Fahr Beer may be locally made in Canada, but the method and taste borrow from hundreds of years of German brewing
“It takes nerdiness to make our Hefe,” says Jochen Fahr, founder and owner of Fahr Beer, who in 2011 first brewed his Bavarian-style Hefeweizen beer. “Nearly ten years later, it would be crowned the best in the world.”
Jochen’s upbringing in Germany sparked his lifelong passion for brewing. His father worked for the Fürstenberg Brewery in Donaueschingen, Bavaria, and as a child, Jochen recalls, “I would ride in the beer trucks on their delivery runs.” Some of his earliest memories occurred in the Fürstenberg warehouse. “I would walk barefoot beside the barrels; I couldn’t grasp the scale,” he says.
After being accepted to do a Biomedical Engineering PhD at the University of Calgary, Jochen relocated to Canada. “None of the beers there reminded me of home,” he says. “Even the imports didn’t taste quite right.” Unwilling to accept this, he began brewing for himself. It proved fortuitous – by the final year of his PhD, he had created a beer that won best in show at a beer festival.
Jochen went on to work at a biotech company until 2015, when a simple conversation started the story of Fahr Beer. “One of my personal advisers told me, ‘You’ve been talking about starting a brewery for years – if you don’t do it now, you never will’.” Jochen heeded the advice.

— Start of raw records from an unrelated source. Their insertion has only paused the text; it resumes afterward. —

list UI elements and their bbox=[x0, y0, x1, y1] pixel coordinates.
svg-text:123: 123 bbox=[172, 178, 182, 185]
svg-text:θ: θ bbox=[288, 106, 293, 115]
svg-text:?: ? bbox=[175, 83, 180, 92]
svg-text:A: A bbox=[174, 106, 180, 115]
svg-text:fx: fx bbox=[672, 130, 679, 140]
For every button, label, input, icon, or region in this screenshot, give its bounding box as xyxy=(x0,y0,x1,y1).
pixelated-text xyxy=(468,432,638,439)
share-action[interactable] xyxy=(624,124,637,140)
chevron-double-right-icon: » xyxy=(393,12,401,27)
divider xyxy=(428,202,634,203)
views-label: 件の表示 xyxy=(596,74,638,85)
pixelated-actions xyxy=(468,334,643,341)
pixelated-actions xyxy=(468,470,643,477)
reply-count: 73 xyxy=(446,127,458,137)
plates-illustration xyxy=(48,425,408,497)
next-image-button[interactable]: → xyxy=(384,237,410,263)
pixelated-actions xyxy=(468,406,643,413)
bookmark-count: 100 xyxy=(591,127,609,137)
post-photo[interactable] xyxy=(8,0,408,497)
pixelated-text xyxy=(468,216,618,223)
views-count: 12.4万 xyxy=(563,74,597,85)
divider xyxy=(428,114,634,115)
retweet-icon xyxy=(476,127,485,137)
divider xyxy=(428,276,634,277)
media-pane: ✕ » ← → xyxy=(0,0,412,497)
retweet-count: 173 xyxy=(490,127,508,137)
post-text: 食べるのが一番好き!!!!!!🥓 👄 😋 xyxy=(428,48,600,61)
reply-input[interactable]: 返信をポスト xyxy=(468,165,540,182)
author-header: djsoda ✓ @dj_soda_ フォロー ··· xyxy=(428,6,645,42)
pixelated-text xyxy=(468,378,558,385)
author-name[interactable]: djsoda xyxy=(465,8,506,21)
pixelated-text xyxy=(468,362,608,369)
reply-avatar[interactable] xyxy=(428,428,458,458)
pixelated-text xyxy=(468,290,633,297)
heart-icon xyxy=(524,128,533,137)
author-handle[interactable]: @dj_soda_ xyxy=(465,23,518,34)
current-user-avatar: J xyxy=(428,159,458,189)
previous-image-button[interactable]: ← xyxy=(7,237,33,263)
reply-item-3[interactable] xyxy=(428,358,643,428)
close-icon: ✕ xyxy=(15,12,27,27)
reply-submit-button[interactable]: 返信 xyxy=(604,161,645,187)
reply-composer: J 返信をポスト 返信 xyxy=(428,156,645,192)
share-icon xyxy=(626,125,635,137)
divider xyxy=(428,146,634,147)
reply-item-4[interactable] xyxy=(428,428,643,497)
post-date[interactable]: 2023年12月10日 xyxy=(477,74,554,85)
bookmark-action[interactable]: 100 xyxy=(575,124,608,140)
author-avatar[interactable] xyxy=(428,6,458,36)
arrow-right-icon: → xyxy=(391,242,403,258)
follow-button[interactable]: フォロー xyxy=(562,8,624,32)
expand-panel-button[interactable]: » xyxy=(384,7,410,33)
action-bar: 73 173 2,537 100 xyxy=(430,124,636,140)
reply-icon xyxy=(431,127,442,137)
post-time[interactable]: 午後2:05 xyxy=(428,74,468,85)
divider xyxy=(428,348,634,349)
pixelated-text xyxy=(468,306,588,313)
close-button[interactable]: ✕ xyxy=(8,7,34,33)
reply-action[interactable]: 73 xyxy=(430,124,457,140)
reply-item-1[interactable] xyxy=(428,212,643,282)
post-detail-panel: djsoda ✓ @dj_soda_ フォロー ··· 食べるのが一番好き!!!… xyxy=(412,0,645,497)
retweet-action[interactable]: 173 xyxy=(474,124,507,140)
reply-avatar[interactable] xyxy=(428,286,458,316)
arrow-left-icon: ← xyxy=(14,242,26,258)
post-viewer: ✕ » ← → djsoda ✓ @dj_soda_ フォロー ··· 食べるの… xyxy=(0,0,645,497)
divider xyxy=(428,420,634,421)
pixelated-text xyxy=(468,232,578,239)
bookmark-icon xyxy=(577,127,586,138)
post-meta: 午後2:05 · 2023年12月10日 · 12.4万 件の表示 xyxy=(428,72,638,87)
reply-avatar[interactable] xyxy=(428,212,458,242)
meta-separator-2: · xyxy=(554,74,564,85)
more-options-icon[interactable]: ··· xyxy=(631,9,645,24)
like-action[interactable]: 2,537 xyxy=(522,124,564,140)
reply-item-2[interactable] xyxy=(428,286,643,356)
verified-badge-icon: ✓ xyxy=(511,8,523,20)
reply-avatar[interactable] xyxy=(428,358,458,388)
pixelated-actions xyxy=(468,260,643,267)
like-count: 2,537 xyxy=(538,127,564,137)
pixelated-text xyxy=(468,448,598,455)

He left biotech and opened a brewery in Turner Valley, Alberta.
Fahr Beer adheres to the German Reinheitsgebot, or purity law, a provision that stretches back over 500 years. It requires that barley, hops, water and yeast are the only ingredients used to make beer, with no preservatives or additives. “This limitation forces you to focus on what matters: craftsmanship and technique.”
It was the adherence to these principles that saw Fahr Beer’s ‘Hefe’ win that Best Hefeweizen in the World title. “After a German newspaper ran the story of the award,” says Jochen, “we were sold out for the next two months.”
Fahr Beer has continued to invest in the future, with work beginning on a carbon negative brewery. However, the company is still focused on the craft of making “beer-flavoured beer” while maintaining its signature “balance”. “Like a luxury car,” explains Jochen, “the interior has to match the bodywork.”